When a resolution is performed with ND default values, a ND entry is created in
the state INCOMPLETE and a NS is sent. If no NA reply is received after
RetransTimer milliseconds (default: 1 second) it should then retransmit a NS
maximum MAX_MULTICAST_SOLICIT (default: 3) times. Then the entry is cleared from
the cache.
So the entry will not stay in the table more than 3 seconds before it is cleared.
For sure if an attacker keep on scanning, it will fill the table faster than the
table will be purged. But it will take some time to fill up the table
and the attack must be quite continuous without interruption or entries will be
deleted automatically.
This means that it should not be difficult to detect and to isolate the attacker.
If it comes from the outside it must pass firewalls which should be able to
manage this and take appropriate action at least to mitigate so it will not be
able to do much harm if it cannot block it.
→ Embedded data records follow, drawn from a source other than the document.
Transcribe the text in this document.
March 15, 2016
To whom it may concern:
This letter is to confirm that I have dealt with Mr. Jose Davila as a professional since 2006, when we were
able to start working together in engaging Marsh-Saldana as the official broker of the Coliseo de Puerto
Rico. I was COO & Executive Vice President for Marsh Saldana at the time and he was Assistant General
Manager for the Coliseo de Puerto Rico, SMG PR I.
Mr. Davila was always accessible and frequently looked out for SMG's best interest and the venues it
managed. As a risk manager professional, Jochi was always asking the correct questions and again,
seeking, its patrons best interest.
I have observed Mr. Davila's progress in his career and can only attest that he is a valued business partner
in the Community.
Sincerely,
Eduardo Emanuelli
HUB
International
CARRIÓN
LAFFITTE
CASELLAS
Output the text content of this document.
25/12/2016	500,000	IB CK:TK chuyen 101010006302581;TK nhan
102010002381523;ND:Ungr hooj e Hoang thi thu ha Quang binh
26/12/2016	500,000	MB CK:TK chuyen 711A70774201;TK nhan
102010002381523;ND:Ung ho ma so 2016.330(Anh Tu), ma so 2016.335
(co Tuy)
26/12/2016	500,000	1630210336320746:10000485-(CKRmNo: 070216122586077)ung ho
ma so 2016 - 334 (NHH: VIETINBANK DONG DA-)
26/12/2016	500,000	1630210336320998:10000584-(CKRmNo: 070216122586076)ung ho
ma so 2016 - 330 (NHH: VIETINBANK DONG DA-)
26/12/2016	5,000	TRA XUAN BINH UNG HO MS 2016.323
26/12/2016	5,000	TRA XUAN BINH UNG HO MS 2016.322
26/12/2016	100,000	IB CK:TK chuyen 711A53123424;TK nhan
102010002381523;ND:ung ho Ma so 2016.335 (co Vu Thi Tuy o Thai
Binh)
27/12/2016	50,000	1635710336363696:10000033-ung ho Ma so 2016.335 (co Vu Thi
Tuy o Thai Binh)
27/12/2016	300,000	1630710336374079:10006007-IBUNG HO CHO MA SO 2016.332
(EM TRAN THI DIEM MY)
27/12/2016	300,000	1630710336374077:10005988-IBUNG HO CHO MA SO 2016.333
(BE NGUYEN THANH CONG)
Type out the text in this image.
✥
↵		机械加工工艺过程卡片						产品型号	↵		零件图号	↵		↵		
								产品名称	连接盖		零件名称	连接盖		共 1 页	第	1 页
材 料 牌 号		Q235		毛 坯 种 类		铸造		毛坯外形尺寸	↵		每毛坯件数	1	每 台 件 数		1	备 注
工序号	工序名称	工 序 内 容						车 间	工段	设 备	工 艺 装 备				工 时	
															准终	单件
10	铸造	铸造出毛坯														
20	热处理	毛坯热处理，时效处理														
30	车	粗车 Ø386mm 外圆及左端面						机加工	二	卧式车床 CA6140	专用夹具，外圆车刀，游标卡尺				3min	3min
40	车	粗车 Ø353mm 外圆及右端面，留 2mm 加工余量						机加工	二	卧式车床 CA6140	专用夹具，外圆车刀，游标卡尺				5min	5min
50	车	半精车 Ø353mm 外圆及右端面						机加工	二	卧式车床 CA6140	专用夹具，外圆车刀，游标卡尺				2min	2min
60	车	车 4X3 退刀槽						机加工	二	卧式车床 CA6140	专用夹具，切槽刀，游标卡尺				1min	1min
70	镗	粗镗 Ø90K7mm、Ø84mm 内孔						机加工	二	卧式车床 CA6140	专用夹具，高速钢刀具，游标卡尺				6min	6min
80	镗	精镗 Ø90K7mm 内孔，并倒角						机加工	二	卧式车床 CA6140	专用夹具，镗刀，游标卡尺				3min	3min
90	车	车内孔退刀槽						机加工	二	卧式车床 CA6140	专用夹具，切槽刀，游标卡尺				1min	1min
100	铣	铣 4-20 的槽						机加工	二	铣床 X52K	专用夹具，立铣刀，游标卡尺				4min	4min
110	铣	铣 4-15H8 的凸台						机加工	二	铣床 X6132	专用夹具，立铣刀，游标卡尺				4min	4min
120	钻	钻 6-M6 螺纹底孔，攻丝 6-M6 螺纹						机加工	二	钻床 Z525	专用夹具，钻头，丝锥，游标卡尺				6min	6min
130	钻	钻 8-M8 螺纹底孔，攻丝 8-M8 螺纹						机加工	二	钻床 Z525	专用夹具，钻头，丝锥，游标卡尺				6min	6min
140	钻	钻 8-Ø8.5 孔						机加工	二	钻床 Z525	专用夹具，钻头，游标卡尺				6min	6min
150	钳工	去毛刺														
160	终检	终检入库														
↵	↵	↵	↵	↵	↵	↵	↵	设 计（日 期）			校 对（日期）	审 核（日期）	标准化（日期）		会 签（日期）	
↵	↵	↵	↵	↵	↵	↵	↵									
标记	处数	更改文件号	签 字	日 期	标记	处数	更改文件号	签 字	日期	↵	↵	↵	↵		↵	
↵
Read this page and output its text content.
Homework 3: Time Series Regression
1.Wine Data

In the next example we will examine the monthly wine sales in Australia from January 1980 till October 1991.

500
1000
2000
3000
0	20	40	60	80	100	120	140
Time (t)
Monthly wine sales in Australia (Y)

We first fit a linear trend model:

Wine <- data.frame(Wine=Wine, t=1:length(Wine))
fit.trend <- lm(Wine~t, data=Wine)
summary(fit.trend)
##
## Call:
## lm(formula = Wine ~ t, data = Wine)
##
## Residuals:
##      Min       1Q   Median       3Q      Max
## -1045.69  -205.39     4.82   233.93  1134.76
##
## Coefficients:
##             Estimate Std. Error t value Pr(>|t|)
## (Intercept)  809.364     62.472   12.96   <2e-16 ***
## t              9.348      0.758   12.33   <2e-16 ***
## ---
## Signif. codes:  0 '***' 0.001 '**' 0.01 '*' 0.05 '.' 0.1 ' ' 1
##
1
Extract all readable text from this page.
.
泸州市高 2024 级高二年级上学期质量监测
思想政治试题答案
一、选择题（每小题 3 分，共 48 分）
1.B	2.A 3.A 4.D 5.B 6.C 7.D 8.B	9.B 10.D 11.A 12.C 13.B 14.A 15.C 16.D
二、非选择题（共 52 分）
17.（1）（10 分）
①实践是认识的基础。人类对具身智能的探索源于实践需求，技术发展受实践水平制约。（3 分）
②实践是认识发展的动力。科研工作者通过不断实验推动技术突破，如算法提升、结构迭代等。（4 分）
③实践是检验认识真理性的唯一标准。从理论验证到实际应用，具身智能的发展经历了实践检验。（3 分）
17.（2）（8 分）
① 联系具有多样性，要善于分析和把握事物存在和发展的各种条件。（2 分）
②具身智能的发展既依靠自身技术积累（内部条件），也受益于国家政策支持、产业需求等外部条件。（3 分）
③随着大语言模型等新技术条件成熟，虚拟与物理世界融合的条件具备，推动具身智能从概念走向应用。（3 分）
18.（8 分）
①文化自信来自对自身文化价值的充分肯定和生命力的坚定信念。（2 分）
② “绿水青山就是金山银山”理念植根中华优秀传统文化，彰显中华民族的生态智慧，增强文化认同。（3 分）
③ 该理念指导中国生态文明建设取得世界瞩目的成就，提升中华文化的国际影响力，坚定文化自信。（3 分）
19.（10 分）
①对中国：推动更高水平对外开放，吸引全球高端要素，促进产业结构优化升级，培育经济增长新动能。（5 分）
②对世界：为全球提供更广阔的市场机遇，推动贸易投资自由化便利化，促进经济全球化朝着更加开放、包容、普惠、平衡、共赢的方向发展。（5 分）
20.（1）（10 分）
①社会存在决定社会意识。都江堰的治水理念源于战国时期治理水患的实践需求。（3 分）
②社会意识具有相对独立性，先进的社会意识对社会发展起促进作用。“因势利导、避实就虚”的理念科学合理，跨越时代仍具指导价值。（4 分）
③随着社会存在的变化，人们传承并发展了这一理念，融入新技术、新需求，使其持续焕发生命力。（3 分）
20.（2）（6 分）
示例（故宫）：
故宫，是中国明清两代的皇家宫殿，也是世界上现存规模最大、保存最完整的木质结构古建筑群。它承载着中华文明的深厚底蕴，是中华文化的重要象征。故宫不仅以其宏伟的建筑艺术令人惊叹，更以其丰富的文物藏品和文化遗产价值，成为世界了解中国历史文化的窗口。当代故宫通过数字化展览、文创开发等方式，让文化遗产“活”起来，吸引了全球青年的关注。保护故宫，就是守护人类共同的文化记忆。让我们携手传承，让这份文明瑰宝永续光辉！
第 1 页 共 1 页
If it is local, an IDS capable of detecting port scan and other attacks should
also be able to isolate the attacker.
So is it really such a big threat ?
Fred
Firewalls should be able to protect you if they allow access only to specific IPv6 addresses. If you use something along the lines of "permit tcp any any eq 80" you're toast.
Hi Ivan,
One small doubt. Current, we have device with ipv6 prefix 64 and facing neighbor cache exhaustion while generate TCP/IPv6 syn attack from one of the device (using netwox simulation tool for send syn packets from random sources).
If we assign ipv6 prefix 112s or 120s, somehow we could able to resolve this cache exhaustion and legitimate user able to access our device properly.
So, Is there any other way to resolve this neighbor cache exhaustion instead of reducing subnet size from 64s to 112s/120s & add one router prior to our device for accept specific source subnets & restrict remaining. ?
Thanks Kumar
The easiest way to solve that challenge would be with ingress access lists on the switch/router.